I've found that cutting those "fist sized" chunks into thirds or even quarters generally keeps the smoker from billowing early in the cook.

(this was one of many good suggestions from Kevin K)
 
Thanks to the OP for bringing up the subject, and in case ya'll didn't follow the thread, the issue is as much or more about CHARCOAL than it is about the wood smoke and chunk size or placement.

I believe some good posts have been made on this subject recently though, and Vincent C. and Ray B. made a couple that came to mind.

Basically, I feel the answer to the issue is to wait til enough or all of the top layer of briqs is ashed over and burning clean before adding meat.....OR use lump. As for wood, I don't have any problem laying a chunk or two on the fire during a cook, but buried wood will always burn cleaner and longer.
 
OK, so I decided to wait until the thickest smoke disappeared before putting the meat on tonight (a 10 pound packer, after trimming).
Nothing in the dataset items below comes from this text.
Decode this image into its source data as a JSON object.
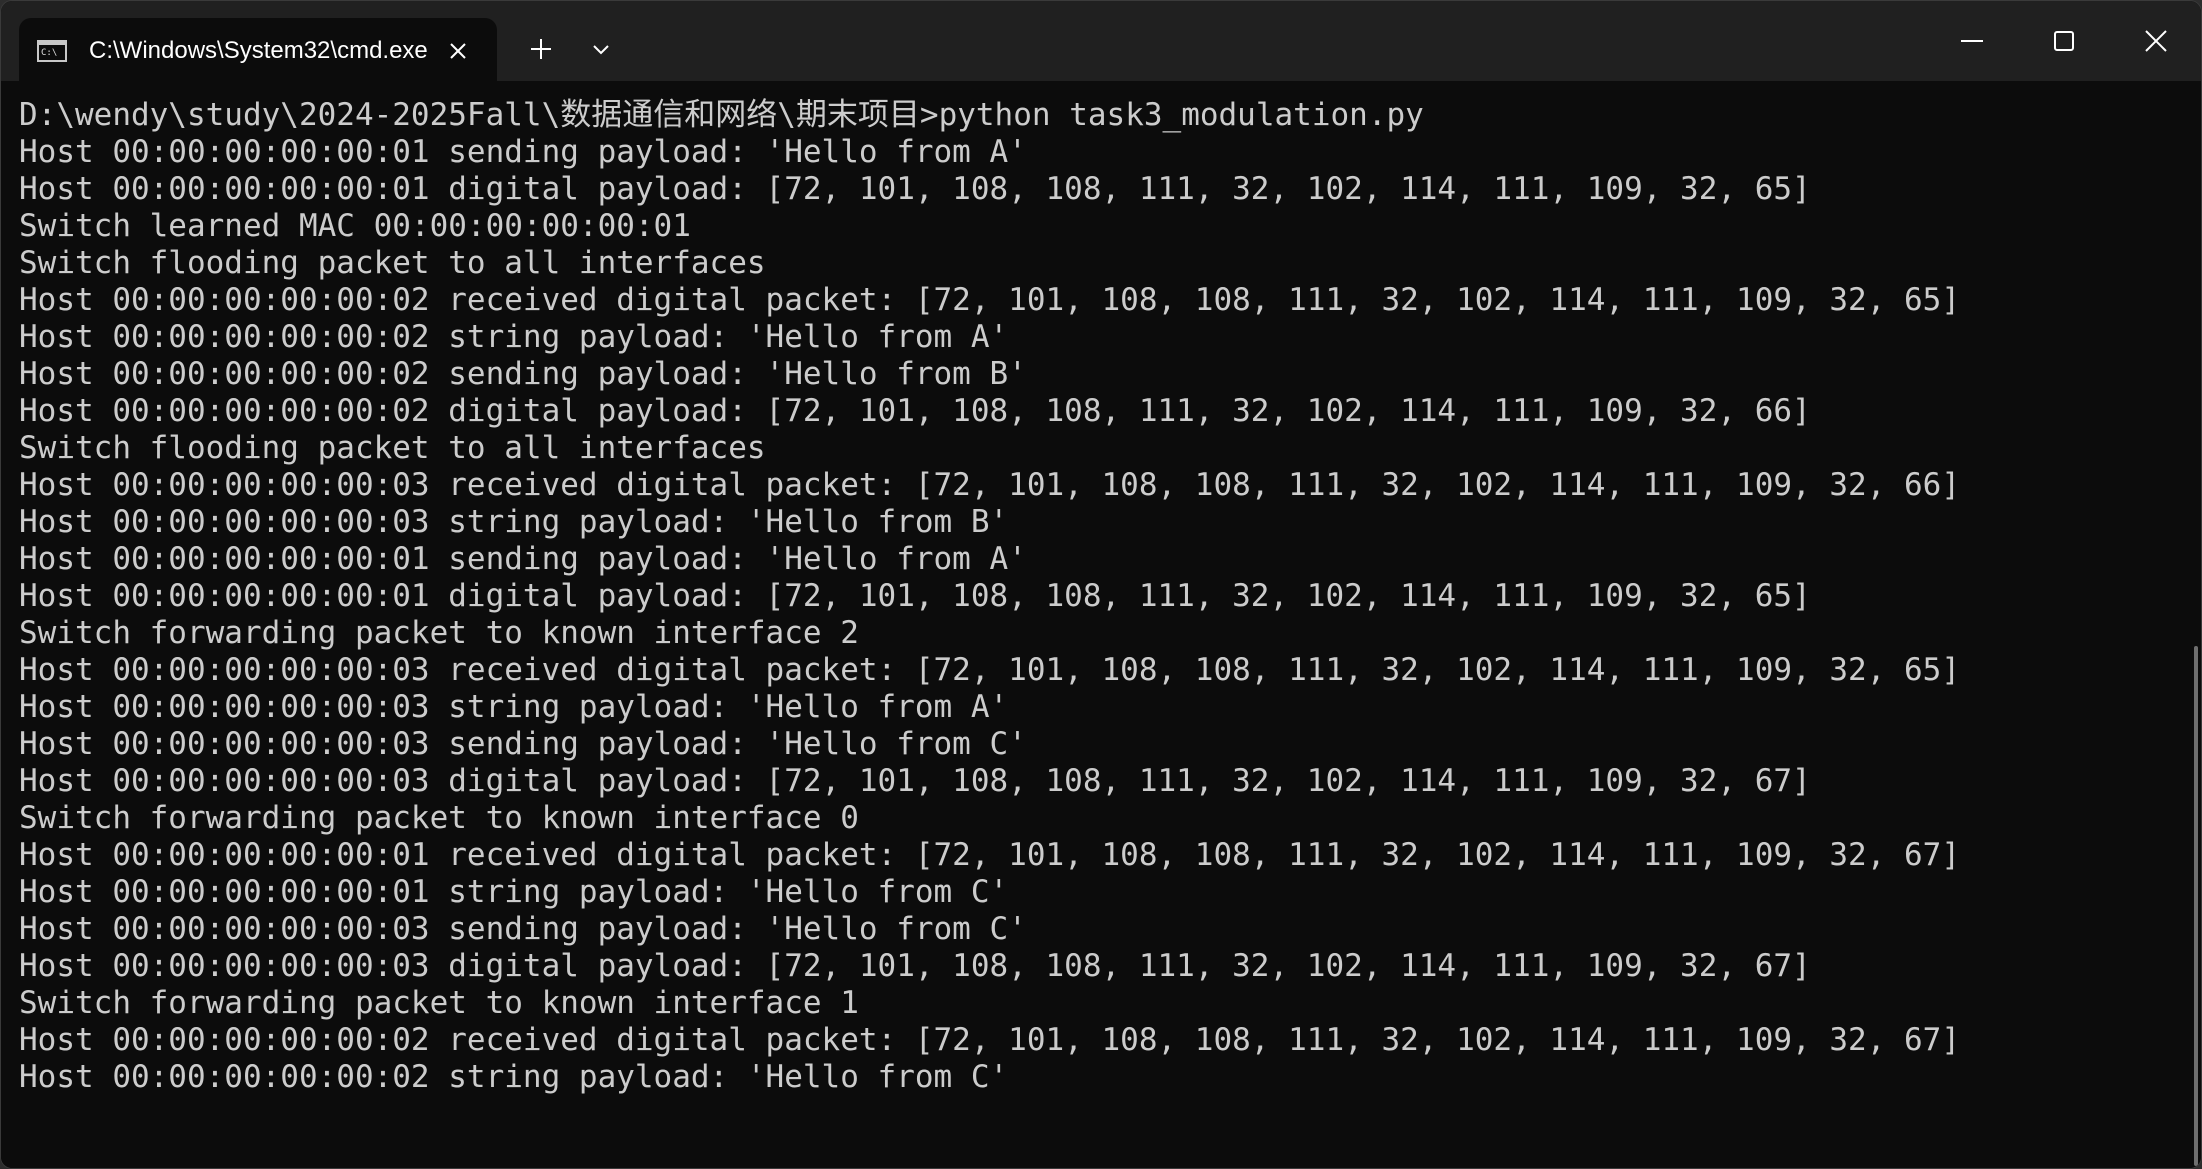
{
  "window": {
    "tab_title": "C:\\Windows\\System32\\cmd.exe",
    "tab_icon": "cmd-terminal-icon",
    "buttons": {
      "new_tab_icon": "plus-icon",
      "dropdown_icon": "chevron-down-icon",
      "minimize_icon": "minimize-icon",
      "maximize_icon": "maximize-icon",
      "close_icon": "close-icon"
    },
    "colors": {
      "titlebar": "#202020",
      "background": "#0c0c0c",
      "text": "#cccccc"
    }
  },
  "terminal": {
    "lines": [
      "D:\\wendy\\study\\2024-2025Fall\\数据通信和网络\\期末项目>python task3_modulation.py",
      "Host 00:00:00:00:00:01 sending payload: 'Hello from A'",
      "Host 00:00:00:00:00:01 digital payload: [72, 101, 108, 108, 111, 32, 102, 114, 111, 109, 32, 65]",
      "Switch learned MAC 00:00:00:00:00:01",
      "Switch flooding packet to all interfaces",
      "Host 00:00:00:00:00:02 received digital packet: [72, 101, 108, 108, 111, 32, 102, 114, 111, 109, 32, 65]",
      "Host 00:00:00:00:00:02 string payload: 'Hello from A'",
      "Host 00:00:00:00:00:02 sending payload: 'Hello from B'",
      "Host 00:00:00:00:00:02 digital payload: [72, 101, 108, 108, 111, 32, 102, 114, 111, 109, 32, 66]",
      "Switch flooding packet to all interfaces",
      "Host 00:00:00:00:00:03 received digital packet: [72, 101, 108, 108, 111, 32, 102, 114, 111, 109, 32, 66]",
      "Host 00:00:00:00:00:03 string payload: 'Hello from B'",
      "Host 00:00:00:00:00:01 sending payload: 'Hello from A'",
      "Host 00:00:00:00:00:01 digital payload: [72, 101, 108, 108, 111, 32, 102, 114, 111, 109, 32, 65]",
      "Switch forwarding packet to known interface 2",
      "Host 00:00:00:00:00:03 received digital packet: [72, 101, 108, 108, 111, 32, 102, 114, 111, 109, 32, 65]",
      "Host 00:00:00:00:00:03 string payload: 'Hello from A'",
      "Host 00:00:00:00:00:03 sending payload: 'Hello from C'",
      "Host 00:00:00:00:00:03 digital payload: [72, 101, 108, 108, 111, 32, 102, 114, 111, 109, 32, 67]",
      "Switch forwarding packet to known interface 0",
      "Host 00:00:00:00:00:01 received digital packet: [72, 101, 108, 108, 111, 32, 102, 114, 111, 109, 32, 67]",
      "Host 00:00:00:00:00:01 string payload: 'Hello from C'",
      "Host 00:00:00:00:00:03 sending payload: 'Hello from C'",
      "Host 00:00:00:00:00:03 digital payload: [72, 101, 108, 108, 111, 32, 102, 114, 111, 109, 32, 67]",
      "Switch forwarding packet to known interface 1",
      "Host 00:00:00:00:00:02 received digital packet: [72, 101, 108, 108, 111, 32, 102, 114, 111, 109, 32, 67]",
      "Host 00:00:00:00:00:02 string payload: 'Hello from C'"
    ]
  }
}
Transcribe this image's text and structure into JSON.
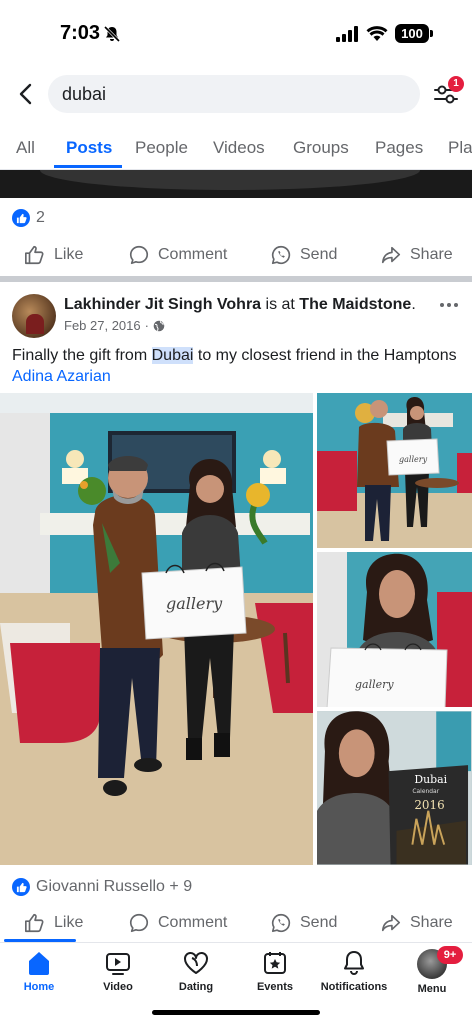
{
  "status_bar": {
    "time": "7:03",
    "battery": "100"
  },
  "search": {
    "query": "dubai",
    "filter_badge": "1"
  },
  "tabs": [
    {
      "label": "All"
    },
    {
      "label": "Posts"
    },
    {
      "label": "People"
    },
    {
      "label": "Videos"
    },
    {
      "label": "Groups"
    },
    {
      "label": "Pages"
    },
    {
      "label": "Pla"
    }
  ],
  "previous_post": {
    "reaction_count": "2"
  },
  "actions": {
    "like": "Like",
    "comment": "Comment",
    "send": "Send",
    "share": "Share"
  },
  "post": {
    "author": "Lakhinder Jit Singh Vohra",
    "connector": " is at ",
    "place": "The Maidstone",
    "place_suffix": ".",
    "date": "Feb 27, 2016",
    "date_separator": "·",
    "text_before": "Finally the gift from ",
    "text_highlight": "Dubai",
    "text_after": " to my closest friend in the Hamptons ",
    "mention": "Adina Azarian",
    "bag_text": "gallery",
    "calendar_title": "Dubai",
    "calendar_subtitle": "Calendar",
    "calendar_year": "2016",
    "reactions": "Giovanni Russello + 9"
  },
  "bottom_nav": {
    "home": "Home",
    "video": "Video",
    "dating": "Dating",
    "events": "Events",
    "notifications": "Notifications",
    "menu": "Menu",
    "menu_badge": "9+"
  },
  "colors": {
    "accent": "#0866ff",
    "badge": "#e41e3f",
    "secondary_text": "#65676b"
  }
}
I won't be doing that again, I don't think, until I can figure out a way to control the temps in doing so.

Exactly as I suspected would happen, even with the Stoker connected, the temps rocketed up to 275 and stayed there or fluctuated higher. I had intended to do an overnight 225 cook, starting around 12:45am. An hour in and it's still well out of control. I suspect my brisket will be done before breakfast unless I can knock this down FAST. Food is expected to be delivered at 2pm for a 3pm chow-time. HELP!